Our Homes Senior Evidence Manager, Millie Brown, explains the steps the Centre for Ageing Better is taking to try and ensure that living in a good home becomes an achievable reality for all.
What makes a good home?
It should be warm, safe with light and space. It should be flexible and adaptable to changing needs, particularly as people age. It should be easy to heat in winter and to cool in summer with access to outdoor space and connected to local amenities. A good home should also be affordable for the people who live in it.
These sound like basic fundamentals and many of us take them for granted. And yet for millions of people in England who are deprived of these essential conditions, they are currently unachievable aspirations.
- Around 10 million people in England live in a home that presents a serious threat to their health and safety
- Around 9,000 people die in cold homes in England and Wales every year
- Poor quality housing costs the NHS £1.4bn a year with more than half (£857 million) this figure spent treating people whose poor-quality homes expose them to extreme cold
- The cost to the NHS of treating people who fall and injure themselves at home is almost £400m a year
- Over 40% (43.5%) of the 15 million homes with an energy rating of D or below are headed by a single person or couple aged over 60. As homes with an energy rating of D or below are less efficient, so more costly to heat, this figure shows how older people are more likely to live in homes they cannot afford to keep at a safe temperature.
- Nine in ten homes currently do not meet minimum standards of accessibility. And the current baseline standard for building new homes, 'Category 1 or M4(1)', only requires new dwellings to have the features which make them visitable by everyone - for example, sufficiently wide doorways and a toilet at entrance level. This means that nine in ten homes cannot be visited by many people, let alone lived in.
In one of the wealthiest countries on the planet, it should not be this way. And the Centre for Ageing Better is determined that this must change. Having a safe, warm home is a basic human right and we want to ensure that it is a right enjoyed by all.
We are aware of the enormity of the task and we know that change will not happen overnight. Simply making all new builds accessible is not enough to solve the problem. The UK has some of the oldest, poorest quality and least energy efficient homes in Western Europe. The housing stock we have now is inadequate to meet people’s needs but this is only going to get worse as our population ages. But we believe that by working closely with others, we can deliver change that can have immeasurable impact on people’s wellbeing.
In order to do that, we believe that this country desperately needs an ambitious home improvement strategy to fix our poor housing stock and make the nation’s homes safe and warm for all.
At the moment, some people are fortunate to have support in home improvement services run by local authorities or other organisations in their area. But what is available to people is not uniform across the country meaning some people find it difficult to access the support they need.

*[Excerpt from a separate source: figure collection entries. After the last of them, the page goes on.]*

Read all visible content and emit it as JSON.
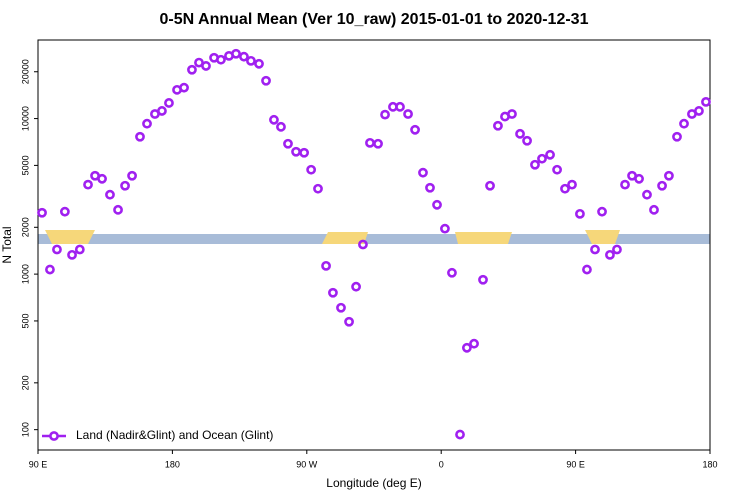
{
  "chart_data": {
    "type": "scatter",
    "title": "0-5N Annual Mean (Ver 10_raw)   2015-01-01 to 2020-12-31",
    "xlabel": "Longitude (deg E)",
    "ylabel": "N Total",
    "ylog": true,
    "legend": "lower left",
    "xlim": [
      90,
      540
    ],
    "ylim": [
      74,
      32000
    ],
    "xticks": [
      {
        "value": 90,
        "label": "90 E"
      },
      180,
      {
        "value": 270,
        "label": "90 W"
      },
      {
        "value": 360,
        "label": "0"
      },
      {
        "value": 450,
        "label": "90 E"
      },
      {
        "value": 540,
        "label": "180"
      }
    ],
    "yticks": [
      100,
      200,
      500,
      1000,
      2000,
      5000,
      10000,
      20000
    ],
    "series": [
      {
        "name": "Land (Nadir&Glint) and Ocean (Glint)",
        "color": "#a020f0",
        "x": [
          92.7,
          98,
          102.7,
          108,
          112.8,
          118,
          123.5,
          128.2,
          132.9,
          138.2,
          143.6,
          148.3,
          153,
          158.3,
          163,
          168.3,
          173,
          177.7,
          183.1,
          187.8,
          193.1,
          197.8,
          202.5,
          207.9,
          212.5,
          217.9,
          222.6,
          227.9,
          232.6,
          238,
          242.7,
          248,
          252.7,
          257.4,
          262.8,
          268.2,
          272.9,
          277.5,
          282.9,
          287.5,
          292.9,
          298.3,
          303,
          307.6,
          312.3,
          317.7,
          322.4,
          327.7,
          332.4,
          337.8,
          342.5,
          347.8,
          352.5,
          357.2,
          362.5,
          367.2,
          372.6,
          377.2,
          382,
          388,
          392.7,
          398,
          402.7,
          407.4,
          412.8,
          417.5,
          422.8,
          427.5,
          432.9,
          437.6,
          442.9,
          447.6,
          452.9,
          457.6,
          463,
          467.7,
          473,
          477.7,
          483.1,
          487.8,
          492.5,
          497.8,
          502.5,
          507.9,
          512.5,
          517.9,
          522.6,
          527.9,
          532.6,
          537.3
        ],
        "values": [
          2480,
          1070,
          1440,
          2520,
          1330,
          1440,
          3760,
          4290,
          4100,
          3240,
          2590,
          3700,
          4290,
          7640,
          9270,
          10700,
          11200,
          12600,
          15300,
          15800,
          20600,
          22900,
          21800,
          24600,
          23900,
          25300,
          26100,
          25000,
          23500,
          22500,
          17500,
          9820,
          8850,
          6890,
          6120,
          6030,
          4690,
          3540,
          1130,
          759,
          608,
          494,
          830,
          1550,
          6980,
          6890,
          10600,
          11900,
          11900,
          10700,
          8470,
          4490,
          3590,
          2790,
          1960,
          1020,
          93,
          336,
          357,
          920,
          3700,
          8990,
          10300,
          10700,
          7980,
          7200,
          5050,
          5520,
          5850,
          4690,
          3540,
          3760,
          2440,
          1070,
          1440,
          2520,
          1330,
          1440,
          3760,
          4290,
          4100,
          3240,
          2590,
          3700,
          4290,
          7640,
          9270,
          10700,
          11200,
          12800
        ]
      }
    ]
  }
}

A Good Home Hub in every area across England would provide a one-stop-shop service on all aspects of home repairs and adaptations to keep homes warm and safe.
We want to build on the good practice in home improvement services already in place through a network of Good Home Hubs to share best practice, supported by a national framework, so everyone can receive high-quality support, wherever they live in the country.
A Good Home Hub in every area across England would provide a one-stop-shop service on all aspects of home repairs and adaptations to keep homes warm and safe. It would offer advice on how to make homes more energy-efficient and cheaper to run, provide the information needed on how to meet the cost of repairs and help find trusted tradespeople to carry out any required work.
To build support for the Good Home Hub model we are bringing local authorities together in our Good Home Network with Foundations, the national body for Disabled Facilities Grants and Home Improvement Agencies, to explore ways to improve poor-quality homes in their communities by sharing insights, supporting each other, inspiring innovation and finding solutions to some of the challenges they face.
We are also working with partners in Lincolnshire to test how a Good Home Hub might work in the county and identify what home improvement services local people most need and how best to deliver them.
And we have just commissioned a national evaluation of different models of housing support across England. This will not only develop our understanding of what works for delivering home improvement services locally but also provide evidence of the impact of these services on individuals, on the organisations that deliver home improvement support and on public services more widely including the health and social care sectors. The evaluation will take place over the next 18 months and findings will be released at regular intervals throughout.
A good home is much more than just bricks and mortar. It can be the difference between enjoying good health, financial stability and lives that are independent yet socially connected. It’s time that more of us felt the benefits of a good home, not the costs of a bad home.